Revista Ciclismo

Bicycle Repairman de Bruce Sterling

Por Carlosr
Bicycle Repairman de Bruce Sterling

Bicycle Repairman (El reparador de Bicicletas) es una novela corta post-ciberpunk del escritor estadounidense de ciencia ficción Bruce Sterling. Tenía que estar aquí porque la referencia no puede ser más literal y el contenido no la traiciona.

Apareció por primera vez en 1996 en la antología Intersections, salida del taller de escritores The Sycamore Hill dirigido por John Kessel y Mark Van Name, y ganó un Premio Hugo a la Mejor Novela Corta en 1997. Se reimprimió en 1999 en una colección de la obra de Bruce Sterling, A Good Old-Fashioned Future, y de nuevo en 2007 en Rewired: The Post-Cyberpunk Anthology.

Bicycle Repairman ha sido traducida al francés, italiano, alemán, portugués e incluso al rumano, pero nunca al castellano, como ocurre con gran parte de la obra de Sterling. Mientras la industria editorial se decide publicarla, comparto mi humilde intento de traducción en pdf, con algunas notas al pié de mi propia factura, para vuestra referencia y disfrute.

Sinópsis de Bicycle repairman (Alerta: 100% spoiler)

En 2037, en Chattanooga (antes USA, ahora NAFTA), Lyle Schweik vive y trabaja como mecánico de bicicletas autodidacta en un taller clandestino de «la zona» en su casa móvil elevada con cables en las ruinas de un rascacielos incendiado. Es un individualista de 24 años que rechaza la autoridad, los agobiantes cuidados maternos, los trabajos convencionales e incluso el deseo sexual (a base de inyecciones para eliminar el impulso sexual). Toda su vida gira alrededor de las bicis y su gran proyecto: un sistema de frenos revolucionario que recupera energía de la frenada de la bicicleta.

Una mañana Lyle recibe un paquete dirigido a su ex-compañero de piso, Eddy Dertouzas, que ahora vive en Europa. Intrigado, abre el paquete y descubre que contiene un arcaico decodificador de TV por cable que solo sintoniza tres aburridos canales políticos de la NAFTA.

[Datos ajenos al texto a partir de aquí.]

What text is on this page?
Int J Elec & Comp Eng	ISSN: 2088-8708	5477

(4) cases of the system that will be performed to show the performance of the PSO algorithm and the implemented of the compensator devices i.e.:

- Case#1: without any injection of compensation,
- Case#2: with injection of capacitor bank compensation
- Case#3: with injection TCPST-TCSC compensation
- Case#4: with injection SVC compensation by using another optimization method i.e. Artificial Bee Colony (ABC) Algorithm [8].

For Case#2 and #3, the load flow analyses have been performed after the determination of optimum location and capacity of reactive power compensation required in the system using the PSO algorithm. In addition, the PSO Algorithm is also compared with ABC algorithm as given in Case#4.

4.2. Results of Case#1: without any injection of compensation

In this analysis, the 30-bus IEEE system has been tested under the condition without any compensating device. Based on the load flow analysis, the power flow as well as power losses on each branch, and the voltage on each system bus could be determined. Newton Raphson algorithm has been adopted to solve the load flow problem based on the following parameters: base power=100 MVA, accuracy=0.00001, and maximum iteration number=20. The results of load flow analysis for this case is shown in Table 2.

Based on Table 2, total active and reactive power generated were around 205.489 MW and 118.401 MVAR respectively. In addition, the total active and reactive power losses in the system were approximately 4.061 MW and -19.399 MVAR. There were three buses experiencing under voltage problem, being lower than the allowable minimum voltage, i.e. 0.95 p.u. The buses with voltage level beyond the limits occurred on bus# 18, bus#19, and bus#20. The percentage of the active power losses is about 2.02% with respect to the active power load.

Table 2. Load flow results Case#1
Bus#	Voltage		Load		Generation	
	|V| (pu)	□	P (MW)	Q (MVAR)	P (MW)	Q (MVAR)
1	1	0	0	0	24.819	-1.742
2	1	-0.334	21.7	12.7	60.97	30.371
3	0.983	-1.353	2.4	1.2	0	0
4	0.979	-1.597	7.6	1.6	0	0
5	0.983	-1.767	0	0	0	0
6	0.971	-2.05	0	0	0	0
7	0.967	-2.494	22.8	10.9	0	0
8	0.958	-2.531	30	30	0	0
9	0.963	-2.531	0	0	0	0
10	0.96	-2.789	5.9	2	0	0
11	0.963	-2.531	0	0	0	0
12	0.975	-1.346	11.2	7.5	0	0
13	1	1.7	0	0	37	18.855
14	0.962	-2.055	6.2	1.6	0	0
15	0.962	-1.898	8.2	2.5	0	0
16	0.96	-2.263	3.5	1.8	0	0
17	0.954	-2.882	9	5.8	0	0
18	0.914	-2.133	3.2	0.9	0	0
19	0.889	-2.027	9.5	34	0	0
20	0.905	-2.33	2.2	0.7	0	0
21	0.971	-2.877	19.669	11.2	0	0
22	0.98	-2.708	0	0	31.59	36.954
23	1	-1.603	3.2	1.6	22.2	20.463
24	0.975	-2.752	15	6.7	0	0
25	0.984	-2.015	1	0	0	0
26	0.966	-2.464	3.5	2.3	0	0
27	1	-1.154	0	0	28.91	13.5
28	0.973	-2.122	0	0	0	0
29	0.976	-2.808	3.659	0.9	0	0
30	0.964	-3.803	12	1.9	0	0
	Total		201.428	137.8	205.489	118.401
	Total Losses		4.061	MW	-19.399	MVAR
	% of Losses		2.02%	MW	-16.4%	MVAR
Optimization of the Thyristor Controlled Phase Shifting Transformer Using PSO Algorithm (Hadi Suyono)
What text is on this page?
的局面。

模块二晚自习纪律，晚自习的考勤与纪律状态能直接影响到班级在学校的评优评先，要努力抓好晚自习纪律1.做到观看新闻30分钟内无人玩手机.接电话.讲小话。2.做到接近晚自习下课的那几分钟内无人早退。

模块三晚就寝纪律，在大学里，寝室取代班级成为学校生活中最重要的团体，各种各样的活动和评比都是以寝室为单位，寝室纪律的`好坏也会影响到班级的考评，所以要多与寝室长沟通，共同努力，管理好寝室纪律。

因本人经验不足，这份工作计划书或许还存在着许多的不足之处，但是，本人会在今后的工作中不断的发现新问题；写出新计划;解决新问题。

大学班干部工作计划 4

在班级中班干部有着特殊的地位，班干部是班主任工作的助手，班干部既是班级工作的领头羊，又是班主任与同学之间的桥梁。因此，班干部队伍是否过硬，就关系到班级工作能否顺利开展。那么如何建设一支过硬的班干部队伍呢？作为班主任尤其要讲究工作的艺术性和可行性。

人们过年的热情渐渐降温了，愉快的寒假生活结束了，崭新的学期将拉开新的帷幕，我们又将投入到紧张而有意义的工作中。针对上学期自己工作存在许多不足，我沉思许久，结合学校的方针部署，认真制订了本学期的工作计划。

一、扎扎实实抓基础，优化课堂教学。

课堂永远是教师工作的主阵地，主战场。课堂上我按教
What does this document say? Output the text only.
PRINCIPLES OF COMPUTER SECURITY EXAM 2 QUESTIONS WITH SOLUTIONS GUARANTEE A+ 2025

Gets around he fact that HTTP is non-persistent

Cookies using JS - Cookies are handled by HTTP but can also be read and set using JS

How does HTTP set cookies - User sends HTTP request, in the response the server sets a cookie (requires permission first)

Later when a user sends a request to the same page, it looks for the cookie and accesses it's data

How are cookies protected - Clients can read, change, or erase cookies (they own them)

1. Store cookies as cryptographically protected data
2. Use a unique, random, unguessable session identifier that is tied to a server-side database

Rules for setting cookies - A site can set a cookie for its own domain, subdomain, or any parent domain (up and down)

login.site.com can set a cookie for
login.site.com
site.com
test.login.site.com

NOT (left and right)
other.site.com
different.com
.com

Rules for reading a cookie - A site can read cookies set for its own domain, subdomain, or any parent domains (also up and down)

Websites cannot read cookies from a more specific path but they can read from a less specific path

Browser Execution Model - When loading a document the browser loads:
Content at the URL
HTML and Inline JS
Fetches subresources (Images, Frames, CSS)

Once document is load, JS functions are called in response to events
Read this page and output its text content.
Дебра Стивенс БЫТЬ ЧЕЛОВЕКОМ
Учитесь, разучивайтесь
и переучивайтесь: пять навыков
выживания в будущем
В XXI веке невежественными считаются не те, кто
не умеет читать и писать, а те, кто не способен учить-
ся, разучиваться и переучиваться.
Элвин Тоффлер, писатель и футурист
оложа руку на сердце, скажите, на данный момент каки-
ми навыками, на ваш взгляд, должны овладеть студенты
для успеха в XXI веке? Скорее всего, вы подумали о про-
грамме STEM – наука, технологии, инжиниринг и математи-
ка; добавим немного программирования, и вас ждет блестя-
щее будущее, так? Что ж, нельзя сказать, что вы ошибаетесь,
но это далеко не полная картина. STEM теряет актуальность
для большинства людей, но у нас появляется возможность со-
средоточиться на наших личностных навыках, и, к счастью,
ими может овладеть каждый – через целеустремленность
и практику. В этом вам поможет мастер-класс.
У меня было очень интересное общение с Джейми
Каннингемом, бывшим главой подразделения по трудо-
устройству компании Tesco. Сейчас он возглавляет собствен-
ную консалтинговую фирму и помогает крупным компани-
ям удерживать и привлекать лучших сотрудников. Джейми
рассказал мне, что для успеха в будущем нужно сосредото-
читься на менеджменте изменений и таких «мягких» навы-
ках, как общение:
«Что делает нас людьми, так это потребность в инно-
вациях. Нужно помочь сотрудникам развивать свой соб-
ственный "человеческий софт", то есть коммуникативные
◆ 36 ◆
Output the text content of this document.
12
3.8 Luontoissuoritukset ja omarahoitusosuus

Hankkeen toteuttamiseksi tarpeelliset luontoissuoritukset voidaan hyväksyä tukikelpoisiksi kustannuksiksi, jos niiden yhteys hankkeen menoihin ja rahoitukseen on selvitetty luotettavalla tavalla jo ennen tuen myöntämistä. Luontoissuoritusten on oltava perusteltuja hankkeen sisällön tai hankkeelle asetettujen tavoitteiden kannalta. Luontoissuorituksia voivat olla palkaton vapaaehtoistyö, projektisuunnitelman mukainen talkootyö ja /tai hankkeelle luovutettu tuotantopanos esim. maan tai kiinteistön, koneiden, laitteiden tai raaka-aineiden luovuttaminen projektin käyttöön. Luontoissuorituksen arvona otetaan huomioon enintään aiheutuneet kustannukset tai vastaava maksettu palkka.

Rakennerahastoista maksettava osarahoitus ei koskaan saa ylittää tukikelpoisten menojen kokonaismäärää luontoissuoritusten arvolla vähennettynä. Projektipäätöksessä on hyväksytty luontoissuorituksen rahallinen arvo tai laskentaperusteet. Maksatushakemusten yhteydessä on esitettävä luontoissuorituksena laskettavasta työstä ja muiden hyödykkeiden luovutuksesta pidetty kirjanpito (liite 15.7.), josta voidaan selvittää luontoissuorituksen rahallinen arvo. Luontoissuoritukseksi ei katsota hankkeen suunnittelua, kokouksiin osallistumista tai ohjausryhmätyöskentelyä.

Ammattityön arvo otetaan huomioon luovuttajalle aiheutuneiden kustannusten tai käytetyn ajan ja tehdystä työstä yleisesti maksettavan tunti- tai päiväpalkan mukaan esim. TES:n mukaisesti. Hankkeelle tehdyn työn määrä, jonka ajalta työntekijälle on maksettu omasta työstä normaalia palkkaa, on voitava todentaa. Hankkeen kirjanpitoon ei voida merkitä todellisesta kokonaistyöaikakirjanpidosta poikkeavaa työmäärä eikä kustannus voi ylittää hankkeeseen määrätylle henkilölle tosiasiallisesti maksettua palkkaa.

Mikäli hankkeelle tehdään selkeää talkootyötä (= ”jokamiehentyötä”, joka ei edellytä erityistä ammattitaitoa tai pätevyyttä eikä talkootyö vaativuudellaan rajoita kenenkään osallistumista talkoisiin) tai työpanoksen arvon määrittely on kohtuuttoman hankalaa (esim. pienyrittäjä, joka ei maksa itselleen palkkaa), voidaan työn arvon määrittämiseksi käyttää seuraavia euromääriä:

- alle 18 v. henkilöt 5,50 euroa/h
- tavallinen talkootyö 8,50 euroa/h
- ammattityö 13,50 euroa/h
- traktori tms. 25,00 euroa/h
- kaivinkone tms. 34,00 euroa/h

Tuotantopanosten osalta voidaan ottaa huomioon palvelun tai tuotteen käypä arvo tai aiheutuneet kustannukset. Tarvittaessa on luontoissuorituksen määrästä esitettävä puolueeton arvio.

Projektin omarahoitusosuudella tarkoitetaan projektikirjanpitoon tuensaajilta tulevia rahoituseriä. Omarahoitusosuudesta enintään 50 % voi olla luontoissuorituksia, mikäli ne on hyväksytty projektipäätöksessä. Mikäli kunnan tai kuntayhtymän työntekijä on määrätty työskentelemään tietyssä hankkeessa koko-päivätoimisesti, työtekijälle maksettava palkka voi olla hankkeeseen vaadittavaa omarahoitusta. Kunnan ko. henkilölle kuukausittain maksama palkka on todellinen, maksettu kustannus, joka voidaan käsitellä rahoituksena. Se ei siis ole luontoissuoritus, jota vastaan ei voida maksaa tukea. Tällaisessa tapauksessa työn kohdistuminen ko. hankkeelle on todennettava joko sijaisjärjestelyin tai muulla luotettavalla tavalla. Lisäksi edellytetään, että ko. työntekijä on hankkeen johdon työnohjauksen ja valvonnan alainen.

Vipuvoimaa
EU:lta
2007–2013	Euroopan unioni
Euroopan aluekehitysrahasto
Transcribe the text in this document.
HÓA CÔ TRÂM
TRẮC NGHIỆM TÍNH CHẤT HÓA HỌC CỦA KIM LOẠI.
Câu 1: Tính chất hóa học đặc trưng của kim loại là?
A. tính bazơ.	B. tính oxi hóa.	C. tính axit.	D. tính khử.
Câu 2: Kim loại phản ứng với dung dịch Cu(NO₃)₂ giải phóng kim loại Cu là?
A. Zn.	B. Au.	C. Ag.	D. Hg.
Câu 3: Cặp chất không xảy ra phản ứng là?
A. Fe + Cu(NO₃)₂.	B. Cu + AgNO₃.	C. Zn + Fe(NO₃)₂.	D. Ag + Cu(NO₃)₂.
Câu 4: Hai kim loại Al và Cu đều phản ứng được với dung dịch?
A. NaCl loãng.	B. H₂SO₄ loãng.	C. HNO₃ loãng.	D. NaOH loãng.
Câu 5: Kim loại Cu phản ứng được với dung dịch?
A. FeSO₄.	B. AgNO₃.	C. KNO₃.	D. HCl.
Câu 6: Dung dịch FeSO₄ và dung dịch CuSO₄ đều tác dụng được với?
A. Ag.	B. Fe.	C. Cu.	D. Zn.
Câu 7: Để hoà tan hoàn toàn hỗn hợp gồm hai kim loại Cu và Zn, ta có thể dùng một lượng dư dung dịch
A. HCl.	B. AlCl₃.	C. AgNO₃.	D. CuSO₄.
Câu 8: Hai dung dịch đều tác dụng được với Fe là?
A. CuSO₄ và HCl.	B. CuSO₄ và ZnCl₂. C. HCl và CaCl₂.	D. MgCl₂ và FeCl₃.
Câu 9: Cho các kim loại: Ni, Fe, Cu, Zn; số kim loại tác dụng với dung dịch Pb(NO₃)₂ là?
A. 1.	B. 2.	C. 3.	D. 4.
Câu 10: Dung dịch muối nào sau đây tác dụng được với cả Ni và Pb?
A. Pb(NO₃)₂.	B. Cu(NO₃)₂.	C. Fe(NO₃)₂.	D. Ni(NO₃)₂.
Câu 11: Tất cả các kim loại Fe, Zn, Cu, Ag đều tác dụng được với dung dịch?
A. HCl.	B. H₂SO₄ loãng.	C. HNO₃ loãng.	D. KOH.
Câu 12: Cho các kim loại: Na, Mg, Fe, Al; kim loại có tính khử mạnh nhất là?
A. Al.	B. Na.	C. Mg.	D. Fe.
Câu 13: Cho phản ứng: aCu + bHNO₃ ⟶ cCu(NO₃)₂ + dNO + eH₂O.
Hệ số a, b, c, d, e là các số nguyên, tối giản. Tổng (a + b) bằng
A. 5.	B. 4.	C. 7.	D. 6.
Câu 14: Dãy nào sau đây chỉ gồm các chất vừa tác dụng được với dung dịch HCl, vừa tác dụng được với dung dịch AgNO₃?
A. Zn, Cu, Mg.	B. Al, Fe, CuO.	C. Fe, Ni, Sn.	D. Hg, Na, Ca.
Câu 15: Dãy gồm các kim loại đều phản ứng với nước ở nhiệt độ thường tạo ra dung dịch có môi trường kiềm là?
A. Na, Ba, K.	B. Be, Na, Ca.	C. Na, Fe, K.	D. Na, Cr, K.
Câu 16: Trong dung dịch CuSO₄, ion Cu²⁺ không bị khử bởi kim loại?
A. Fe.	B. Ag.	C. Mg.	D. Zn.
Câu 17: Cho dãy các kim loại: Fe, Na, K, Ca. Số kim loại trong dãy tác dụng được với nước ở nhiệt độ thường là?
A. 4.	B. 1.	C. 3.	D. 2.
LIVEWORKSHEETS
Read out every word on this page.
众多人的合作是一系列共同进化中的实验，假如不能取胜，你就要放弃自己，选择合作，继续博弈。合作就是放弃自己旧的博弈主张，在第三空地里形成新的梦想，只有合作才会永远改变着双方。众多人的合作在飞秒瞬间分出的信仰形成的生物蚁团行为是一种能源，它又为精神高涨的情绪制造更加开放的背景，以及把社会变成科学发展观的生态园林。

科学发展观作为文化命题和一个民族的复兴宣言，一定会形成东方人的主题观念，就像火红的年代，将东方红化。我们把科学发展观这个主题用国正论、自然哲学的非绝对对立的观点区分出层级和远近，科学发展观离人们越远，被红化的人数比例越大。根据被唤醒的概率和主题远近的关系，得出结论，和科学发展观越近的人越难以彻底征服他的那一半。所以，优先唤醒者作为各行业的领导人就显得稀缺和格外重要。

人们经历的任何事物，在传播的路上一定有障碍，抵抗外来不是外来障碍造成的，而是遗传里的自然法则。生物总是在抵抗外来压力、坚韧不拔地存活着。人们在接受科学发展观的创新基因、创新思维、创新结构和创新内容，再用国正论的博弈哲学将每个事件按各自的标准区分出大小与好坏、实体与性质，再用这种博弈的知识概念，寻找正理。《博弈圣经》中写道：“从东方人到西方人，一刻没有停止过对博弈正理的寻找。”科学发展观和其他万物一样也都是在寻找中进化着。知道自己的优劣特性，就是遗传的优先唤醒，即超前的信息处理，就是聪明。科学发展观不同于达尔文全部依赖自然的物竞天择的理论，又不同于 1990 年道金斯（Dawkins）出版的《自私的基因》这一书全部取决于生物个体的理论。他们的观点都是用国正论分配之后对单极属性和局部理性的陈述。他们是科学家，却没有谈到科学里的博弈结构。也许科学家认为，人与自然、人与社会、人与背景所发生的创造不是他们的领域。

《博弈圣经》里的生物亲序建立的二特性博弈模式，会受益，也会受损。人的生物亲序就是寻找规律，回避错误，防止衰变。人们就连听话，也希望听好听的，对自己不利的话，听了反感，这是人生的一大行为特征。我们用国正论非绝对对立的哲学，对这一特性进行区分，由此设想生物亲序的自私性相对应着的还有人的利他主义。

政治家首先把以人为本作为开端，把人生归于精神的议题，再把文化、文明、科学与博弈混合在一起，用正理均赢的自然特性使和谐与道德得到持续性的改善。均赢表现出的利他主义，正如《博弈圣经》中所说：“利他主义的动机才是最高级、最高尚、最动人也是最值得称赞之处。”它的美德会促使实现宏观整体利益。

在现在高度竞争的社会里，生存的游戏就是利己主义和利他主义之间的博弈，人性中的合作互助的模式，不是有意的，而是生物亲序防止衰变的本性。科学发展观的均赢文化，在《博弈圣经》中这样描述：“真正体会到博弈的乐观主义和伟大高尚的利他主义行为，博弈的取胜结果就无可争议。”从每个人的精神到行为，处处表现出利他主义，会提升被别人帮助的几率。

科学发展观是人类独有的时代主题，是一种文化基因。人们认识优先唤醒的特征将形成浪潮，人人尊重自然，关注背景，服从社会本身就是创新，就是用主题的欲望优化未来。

Kitty Casaday, una nueva clienta, le encarga una serie de reparaciones y ajustes en su nueva bici y coquetea con él. Esa misma noche, cuando Lyle regresa de cenar con su madre, se la encuentra inconsciente en su taller, auto-electrocutada y tintada por su porra eléctrica, espatarrada en el suelo con todo su avanzado equipo táctico. Lyle interroga a Kitty que, para intimidarle, afirma ser una agente federal pero no suelta prenda de su misión. Con la ayuda de sus amigos Pete (líder de los «City Spiders», una banda de escaladores anarquistas) y Mabel (una progre trabajadora social), logra que Kitty confiese: su misión era recuperar el decodificador porque intercepta y decodifica unos misteriosos comentarios sarcásticos que aparecen como subtítulos en los canales políticos. Y revela que es el «mook» (la inteligencia artificial que ejerce de asistente personal del semicomatoso Senador James Creighton) quien, enloquecido y fuera de control, emite los comentarios sin filtrar en nombre del senador, comprometiendo el poderoso aparato político que ha construido durante décadas.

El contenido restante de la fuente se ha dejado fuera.